Abstract：Objective: To investigate the effects of glaucocalyxin A (GLA) on on the growth and biofilm formation of Mycobacterium abscessus via regulating toll-like receptor 4 (TLR4)/nuclear factor-κB (NF-κB) signaling pathway. Methods: Mycobacterium abscessus strain ATCC19977 was inducted into blank group, GLA low, medium high-dose group, TAK-242 group and GLA high-dose group + LPS group. The lowest drug concentration (MIC90) corresponding to an inhibition rate of 90% or greater on ATCC19977 by GLA determined by Alma Blue liquid drug sensitivity assay. The biofilm formation in ATCC19977 was recorded by scanning electron microscopy. Crystal violet staining was employed to detect the total biomass of ATCC19977 biofilm, MTT assay was used to detect the metabolic activity of ATCC19977 biofilm. The quantitative reverse-transcription polymerase chain reaction (qRT-PCR) and Western blot were used to detect the mRNA expression of MAB-2030 and MAB-2028 and the proteins expression of TLR4 and p-NF-κB p65 in ATCC19977. Results: The MIC90 of GLA on ATCC19977 was 10μmoL/L. Compared with the blank group, the GLA dose groups showed a decrease in the number of ATCC19977, and the biofilm formation was damaged, manifested as a thinner thickness and a loose state. The total biomass and metabolic activity of ATCC19977 biofilm, mRNA expression of MAB-2030 and MAB-2028, protein expression of TLR4 and p-NF -κB p65 in ATCC19977 of the GLA dose groups decreased significantly, and the GLA high-dose group showed the most obvious trend, the corresponding indicator change trend in TAK-242 group was consistent with the above (all P<0.05). Compared with the GLA high-dose group, the GLA high-dose+LPS group had an increase in the number of ATCC19977, a decrease in the degree of biofilm damage, increases in total biofilm biomass, biofilm metabolic activity, MAB-2030 and MAB-2028 mRNA expression, and TLR4 and p-NF -κB p65 protein expression in ATCC19977 (all P<0.05). Conclusion: GLA may inhibit the growth and biofilm formation of ATCC19977 by suppressing the TLR4/NF -κB signaling pathway.

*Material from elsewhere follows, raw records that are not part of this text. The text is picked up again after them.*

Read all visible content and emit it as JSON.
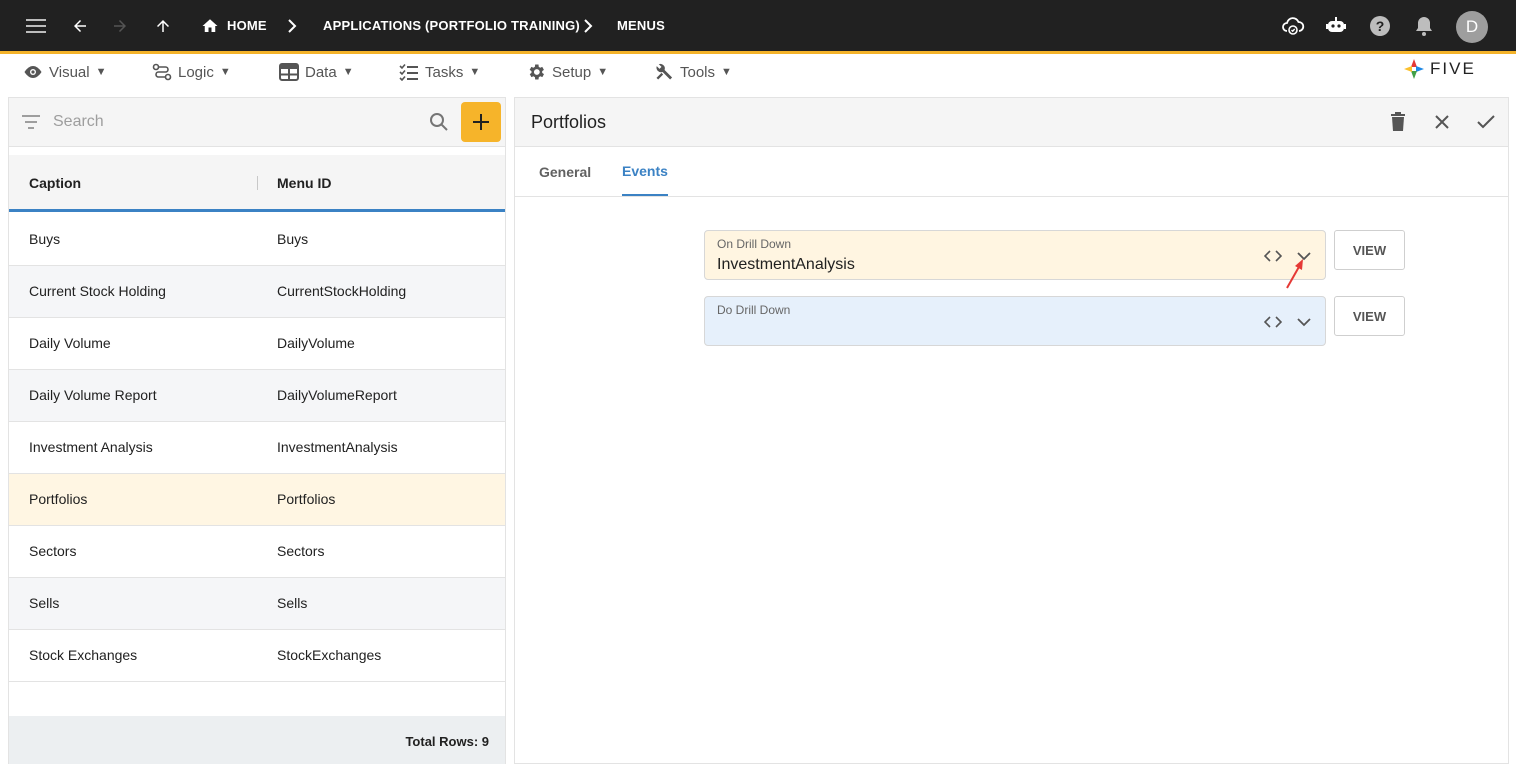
{
  "topbar": {
    "breadcrumb": {
      "home": "HOME",
      "application": "APPLICATIONS (PORTFOLIO TRAINING)",
      "current": "MENUS"
    },
    "avatar_initial": "D",
    "icons": [
      "menu-icon",
      "back-arrow-icon",
      "forward-arrow-icon",
      "up-arrow-icon",
      "home-icon",
      "cloud-sync-icon",
      "chat-bot-icon",
      "help-icon",
      "notification-bell-icon"
    ]
  },
  "menubar": {
    "items": [
      {
        "label": "Visual",
        "icon": "eye-icon"
      },
      {
        "label": "Logic",
        "icon": "logic-flow-icon"
      },
      {
        "label": "Data",
        "icon": "table-grid-icon"
      },
      {
        "label": "Tasks",
        "icon": "checklist-icon"
      },
      {
        "label": "Setup",
        "icon": "gear-icon"
      },
      {
        "label": "Tools",
        "icon": "tools-icon"
      }
    ],
    "caret": "▼",
    "logo_text": "FIVE"
  },
  "list": {
    "search_placeholder": "Search",
    "columns": [
      "Caption",
      "Menu ID"
    ],
    "rows": [
      {
        "caption": "Buys",
        "menu_id": "Buys"
      },
      {
        "caption": "Current Stock Holding",
        "menu_id": "CurrentStockHolding"
      },
      {
        "caption": "Daily Volume",
        "menu_id": "DailyVolume"
      },
      {
        "caption": "Daily Volume Report",
        "menu_id": "DailyVolumeReport"
      },
      {
        "caption": "Investment Analysis",
        "menu_id": "InvestmentAnalysis"
      },
      {
        "caption": "Portfolios",
        "menu_id": "Portfolios"
      },
      {
        "caption": "Sectors",
        "menu_id": "Sectors"
      },
      {
        "caption": "Sells",
        "menu_id": "Sells"
      },
      {
        "caption": "Stock Exchanges",
        "menu_id": "StockExchanges"
      }
    ],
    "selected_row": "Portfolios",
    "total_rows": "Total Rows: 9"
  },
  "detail": {
    "title": "Portfolios",
    "tabs": [
      "General",
      "Events"
    ],
    "active_tab": "Events",
    "fields": [
      {
        "label": "On Drill Down",
        "value": "InvestmentAnalysis",
        "button": "VIEW"
      },
      {
        "label": "Do Drill Down",
        "value": "",
        "button": "VIEW"
      }
    ]
  },
  "colors": {
    "topbar_bg": "#212121",
    "accent_yellow": "#f6b42a",
    "tab_blue": "#3b82c4",
    "selected_row": "#fff6e3",
    "field_on_bg": "#fff5e1",
    "field_do_bg": "#e6f0fb",
    "annotation_arrow": "#e53935"
  }
}
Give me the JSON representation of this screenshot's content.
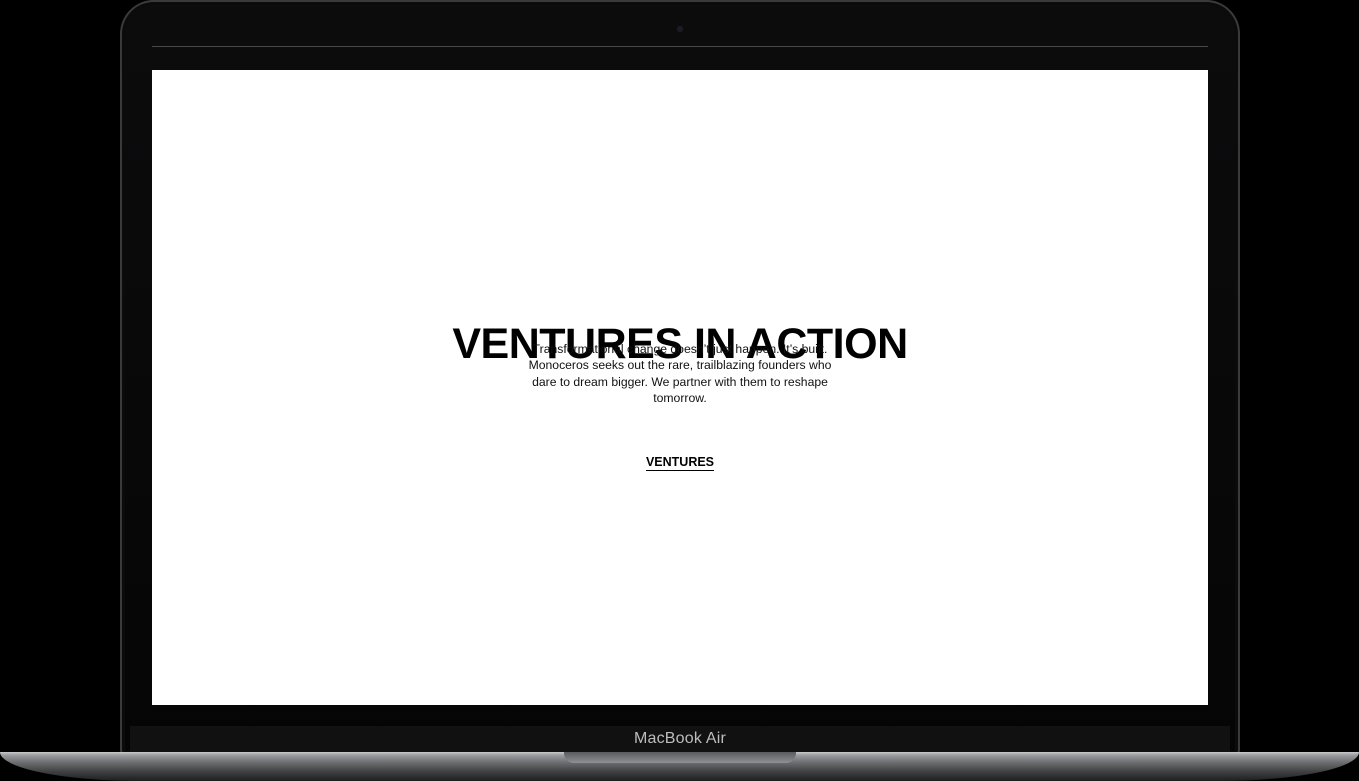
{
  "device": {
    "model_label": "MacBook Air"
  },
  "hero": {
    "title": "VENTURES IN ACTION",
    "description": "Transformational change doesn’t just happen. It’s built. Monoceros seeks out the rare, trailblazing founders who dare to dream bigger. We partner with them to reshape tomorrow.",
    "link_label": "VENTURES"
  },
  "colors": {
    "page_background": "#ffffff",
    "text": "#000000",
    "device_frame": "#000000"
  }
}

Key words： Glaucocalyxin A Mycobacterium abscessus Biofilm Toll like receptor 4/nuclear factor -κB signaling pathway

基金资助:河北省2023年度医学科学研究课题,(编号:20231230)

通讯作者: 李曼

引用本文:

李倩, 任哲, 杨丙宙, 杨娜, 李曼. 蓝萼甲素调控TLR4/NF-κB通路对脓肿分枝杆菌生长及生物膜形成的影响[J]. 河北医学, 2025, 31(2): 209-215.
LI Qian, REN Zhe, YANG Bingzhou, et al. Effect of Glaucocalyxin A on Growth and Biofilm Formation of Mycobacterium Abscessus via Regulating TLR4/NF-κB Signaling Pathway. HeBei Med, 2025, 31(2): 209-215.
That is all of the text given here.